Regular readers know that this choice exists because there is an alternative to bailing out the banking system.
The alternative is to allow the banks to continue to provide loans and payment services even when they have negative book equity.
Everyone knows that the banks are currently holding more bad real estate debt than they have book equity. Despite this, there has been only a modest run on deposits in the banking system.
Why would acknowledging the real value of the bad real estate debt and showing negative book equity cause depositors to run from the banking system?
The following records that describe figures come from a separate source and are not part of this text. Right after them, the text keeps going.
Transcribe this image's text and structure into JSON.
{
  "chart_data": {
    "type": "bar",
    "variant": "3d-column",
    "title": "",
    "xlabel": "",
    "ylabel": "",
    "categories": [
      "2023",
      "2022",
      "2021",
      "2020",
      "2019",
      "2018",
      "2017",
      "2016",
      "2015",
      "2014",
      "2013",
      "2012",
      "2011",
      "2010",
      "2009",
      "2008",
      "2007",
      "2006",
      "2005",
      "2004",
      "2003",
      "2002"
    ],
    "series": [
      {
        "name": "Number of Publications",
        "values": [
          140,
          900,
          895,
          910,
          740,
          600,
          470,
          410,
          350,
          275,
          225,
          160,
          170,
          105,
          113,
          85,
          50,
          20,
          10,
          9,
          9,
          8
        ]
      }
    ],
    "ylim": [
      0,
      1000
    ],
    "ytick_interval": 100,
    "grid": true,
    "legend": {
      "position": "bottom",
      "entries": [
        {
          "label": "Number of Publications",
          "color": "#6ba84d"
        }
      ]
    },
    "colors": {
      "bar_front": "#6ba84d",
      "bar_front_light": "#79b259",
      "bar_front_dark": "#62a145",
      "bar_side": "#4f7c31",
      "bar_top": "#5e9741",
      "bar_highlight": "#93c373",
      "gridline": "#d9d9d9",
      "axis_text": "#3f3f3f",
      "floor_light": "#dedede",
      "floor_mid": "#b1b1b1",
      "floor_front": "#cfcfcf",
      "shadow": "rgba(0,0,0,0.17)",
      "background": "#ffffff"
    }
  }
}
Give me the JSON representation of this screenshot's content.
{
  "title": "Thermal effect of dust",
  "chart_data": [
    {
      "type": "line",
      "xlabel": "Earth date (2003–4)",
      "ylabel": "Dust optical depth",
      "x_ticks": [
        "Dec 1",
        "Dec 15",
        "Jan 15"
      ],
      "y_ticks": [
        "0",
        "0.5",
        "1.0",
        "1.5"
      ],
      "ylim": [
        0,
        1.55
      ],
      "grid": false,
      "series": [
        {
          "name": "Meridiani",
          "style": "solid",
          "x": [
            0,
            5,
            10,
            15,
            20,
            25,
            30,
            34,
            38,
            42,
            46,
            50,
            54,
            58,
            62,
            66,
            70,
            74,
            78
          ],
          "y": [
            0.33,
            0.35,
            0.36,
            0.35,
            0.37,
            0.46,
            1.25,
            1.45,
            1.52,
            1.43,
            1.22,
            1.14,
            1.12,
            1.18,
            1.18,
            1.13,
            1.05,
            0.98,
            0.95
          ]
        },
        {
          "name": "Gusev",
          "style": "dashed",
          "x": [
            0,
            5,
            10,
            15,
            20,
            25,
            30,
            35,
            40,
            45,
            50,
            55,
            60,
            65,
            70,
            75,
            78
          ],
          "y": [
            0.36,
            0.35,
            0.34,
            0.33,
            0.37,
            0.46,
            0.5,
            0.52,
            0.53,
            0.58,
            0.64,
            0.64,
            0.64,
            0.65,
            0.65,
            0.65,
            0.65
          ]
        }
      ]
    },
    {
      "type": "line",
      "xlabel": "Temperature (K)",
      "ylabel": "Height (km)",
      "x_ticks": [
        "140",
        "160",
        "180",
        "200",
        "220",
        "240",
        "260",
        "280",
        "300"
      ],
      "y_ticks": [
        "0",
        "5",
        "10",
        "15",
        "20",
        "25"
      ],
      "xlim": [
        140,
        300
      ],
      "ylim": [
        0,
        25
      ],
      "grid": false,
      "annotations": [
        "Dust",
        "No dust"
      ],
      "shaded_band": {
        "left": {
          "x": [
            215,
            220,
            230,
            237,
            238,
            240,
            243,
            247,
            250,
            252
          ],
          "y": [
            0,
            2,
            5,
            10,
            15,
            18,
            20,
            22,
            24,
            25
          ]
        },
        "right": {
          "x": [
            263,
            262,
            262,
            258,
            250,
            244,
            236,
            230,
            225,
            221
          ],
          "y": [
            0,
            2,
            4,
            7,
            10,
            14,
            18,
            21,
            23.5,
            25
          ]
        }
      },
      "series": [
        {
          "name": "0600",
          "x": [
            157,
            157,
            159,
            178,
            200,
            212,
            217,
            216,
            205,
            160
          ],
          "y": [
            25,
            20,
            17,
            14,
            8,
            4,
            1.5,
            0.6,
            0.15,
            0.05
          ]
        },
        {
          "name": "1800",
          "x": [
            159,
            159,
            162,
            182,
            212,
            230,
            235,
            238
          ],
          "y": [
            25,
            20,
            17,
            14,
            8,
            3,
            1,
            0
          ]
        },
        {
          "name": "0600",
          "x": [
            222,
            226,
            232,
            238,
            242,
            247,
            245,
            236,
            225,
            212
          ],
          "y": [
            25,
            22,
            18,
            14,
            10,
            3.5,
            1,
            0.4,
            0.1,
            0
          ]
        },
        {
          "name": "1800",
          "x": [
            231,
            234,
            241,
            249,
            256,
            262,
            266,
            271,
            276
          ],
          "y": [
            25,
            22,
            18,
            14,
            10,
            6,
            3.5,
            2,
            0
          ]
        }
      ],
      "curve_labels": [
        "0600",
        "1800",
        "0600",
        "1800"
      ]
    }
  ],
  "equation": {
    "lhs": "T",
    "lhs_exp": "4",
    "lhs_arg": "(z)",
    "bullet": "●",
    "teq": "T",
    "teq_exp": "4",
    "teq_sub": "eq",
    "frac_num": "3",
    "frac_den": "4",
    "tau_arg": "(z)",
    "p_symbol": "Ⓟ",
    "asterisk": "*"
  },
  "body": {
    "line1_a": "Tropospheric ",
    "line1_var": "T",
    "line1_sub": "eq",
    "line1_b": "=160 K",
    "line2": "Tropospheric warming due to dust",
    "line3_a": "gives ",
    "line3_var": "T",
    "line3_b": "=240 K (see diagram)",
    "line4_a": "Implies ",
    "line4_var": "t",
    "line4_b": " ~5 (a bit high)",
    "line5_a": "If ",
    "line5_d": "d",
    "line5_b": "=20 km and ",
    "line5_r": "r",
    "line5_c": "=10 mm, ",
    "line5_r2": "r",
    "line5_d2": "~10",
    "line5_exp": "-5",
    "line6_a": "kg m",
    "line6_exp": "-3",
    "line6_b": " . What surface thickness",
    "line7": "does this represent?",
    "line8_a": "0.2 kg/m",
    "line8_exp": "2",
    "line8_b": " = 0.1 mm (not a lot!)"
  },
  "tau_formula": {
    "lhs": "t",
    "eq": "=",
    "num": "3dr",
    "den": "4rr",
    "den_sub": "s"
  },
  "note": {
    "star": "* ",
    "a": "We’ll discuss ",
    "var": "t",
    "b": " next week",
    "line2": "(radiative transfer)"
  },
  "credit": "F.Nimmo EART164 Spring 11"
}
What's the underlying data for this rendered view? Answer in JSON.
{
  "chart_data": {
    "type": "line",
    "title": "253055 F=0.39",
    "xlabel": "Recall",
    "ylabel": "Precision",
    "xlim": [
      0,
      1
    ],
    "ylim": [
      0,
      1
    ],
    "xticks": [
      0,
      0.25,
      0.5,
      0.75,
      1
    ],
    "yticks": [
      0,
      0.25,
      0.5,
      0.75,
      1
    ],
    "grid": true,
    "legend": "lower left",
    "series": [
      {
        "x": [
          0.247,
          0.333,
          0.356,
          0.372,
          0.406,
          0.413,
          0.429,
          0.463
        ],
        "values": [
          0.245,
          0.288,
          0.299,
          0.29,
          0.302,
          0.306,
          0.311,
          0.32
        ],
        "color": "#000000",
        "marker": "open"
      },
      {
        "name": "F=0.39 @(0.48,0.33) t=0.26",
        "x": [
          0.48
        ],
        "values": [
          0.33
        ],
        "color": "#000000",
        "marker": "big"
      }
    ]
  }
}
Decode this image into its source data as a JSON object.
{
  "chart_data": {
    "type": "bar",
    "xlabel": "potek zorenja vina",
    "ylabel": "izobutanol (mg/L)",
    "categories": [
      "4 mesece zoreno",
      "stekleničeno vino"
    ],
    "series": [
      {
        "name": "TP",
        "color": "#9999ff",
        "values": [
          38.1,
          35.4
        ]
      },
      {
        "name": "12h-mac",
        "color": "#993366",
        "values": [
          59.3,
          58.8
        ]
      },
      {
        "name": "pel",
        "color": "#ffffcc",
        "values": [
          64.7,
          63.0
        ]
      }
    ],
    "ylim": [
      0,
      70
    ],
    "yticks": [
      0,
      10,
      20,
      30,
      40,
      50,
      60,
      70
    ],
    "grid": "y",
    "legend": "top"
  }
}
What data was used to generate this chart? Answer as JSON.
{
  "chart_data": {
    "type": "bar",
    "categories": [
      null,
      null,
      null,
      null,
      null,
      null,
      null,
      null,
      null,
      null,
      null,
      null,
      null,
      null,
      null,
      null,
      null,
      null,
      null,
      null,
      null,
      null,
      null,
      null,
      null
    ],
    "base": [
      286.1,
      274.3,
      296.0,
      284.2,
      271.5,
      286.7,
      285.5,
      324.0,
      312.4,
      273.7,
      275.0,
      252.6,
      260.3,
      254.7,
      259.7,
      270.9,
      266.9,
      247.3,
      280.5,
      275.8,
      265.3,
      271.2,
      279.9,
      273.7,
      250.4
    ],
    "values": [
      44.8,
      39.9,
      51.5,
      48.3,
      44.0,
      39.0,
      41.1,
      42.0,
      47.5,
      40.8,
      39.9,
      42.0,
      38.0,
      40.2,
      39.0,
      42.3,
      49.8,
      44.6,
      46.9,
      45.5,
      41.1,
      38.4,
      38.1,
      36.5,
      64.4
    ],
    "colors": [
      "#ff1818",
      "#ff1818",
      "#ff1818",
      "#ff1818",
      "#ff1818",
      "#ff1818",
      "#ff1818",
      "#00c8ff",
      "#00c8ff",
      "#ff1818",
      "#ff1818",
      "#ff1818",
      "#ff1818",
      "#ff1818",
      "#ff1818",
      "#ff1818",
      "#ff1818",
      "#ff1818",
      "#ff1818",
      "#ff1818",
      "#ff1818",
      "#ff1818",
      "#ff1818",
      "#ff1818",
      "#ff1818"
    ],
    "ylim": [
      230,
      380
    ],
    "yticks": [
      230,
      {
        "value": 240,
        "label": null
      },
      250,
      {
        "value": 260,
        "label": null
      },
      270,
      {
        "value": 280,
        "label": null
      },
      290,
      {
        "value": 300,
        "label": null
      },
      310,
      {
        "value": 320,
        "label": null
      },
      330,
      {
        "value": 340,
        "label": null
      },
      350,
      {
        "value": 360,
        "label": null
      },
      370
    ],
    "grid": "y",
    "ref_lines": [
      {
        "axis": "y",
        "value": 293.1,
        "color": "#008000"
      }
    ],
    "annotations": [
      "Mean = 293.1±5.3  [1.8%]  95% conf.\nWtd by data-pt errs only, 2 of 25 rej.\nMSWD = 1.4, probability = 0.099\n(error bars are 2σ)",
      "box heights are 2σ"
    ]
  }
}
The reason that depositors have not staged a full scale run on the banking system is that they think the government will guarantee the safety of their deposits. This guarantee does not change if the banks have a negative book value.
In fact, the guarantee is enhanced by the Spanish government not bailing out the banks. Clearly, the Spanish government has more capacity to borrow if it doesn't have to borrow to recapitalize the banking system.
Not borrowing to bailout the banks also means the government can instead focus on pursuing economic policies that support growth.
As for the banks, they should be required to provide ultra transparency and disclose on an on-going basis their current asset, liability and off-balance sheet exposure details. Market participants can use this data to assess the riskiness of the banks and exert market discipline less the banks try to gamble on redemption while they are rebuilding their book capital through retained earnings.
The Bank of Spain said available data suggest the euro area’s fourth-biggest economy contracted (SPNAGDPQ) in the final months of the year, a day before Prime Minister Mariano Rajoy is set to unveil his first budget measures.
The central bank said in its December monthly bulletin published today that tourism and exports showed signs of weakening from October while household spending and investment worsened, adding the data aren’t yet complete.
Spain’s fragile recovery in the first half was sustained by exterior demand as the most drastic austerity measures in three decades pushed unemployment to a 15-year high.
The Bank of Spain confirmed earlier forecasts that the economy is worsening as Rajoy, who holds his second Cabinet meeting tomorrow, has said he’ll announce his plans to carry the nation through until a 2012 budget is presented in the first quarter.
Rajoy’s People’s Party, which inherited a stalled economy from the Socialist government after winning in a landslide on Nov. 20, now faces the double challenge of tackling the euro area’s third-largest budget deficit (EUBDEURO) and Europe’s highest jobless rate (UMRTEMU).
“After the Spanish economy stalled in the third quarter, available data show that activity contracted in the last months in an environment of strong tensions in the financial markets” and weakening growth prospects in the euro area and the rest of the world, the central bank said.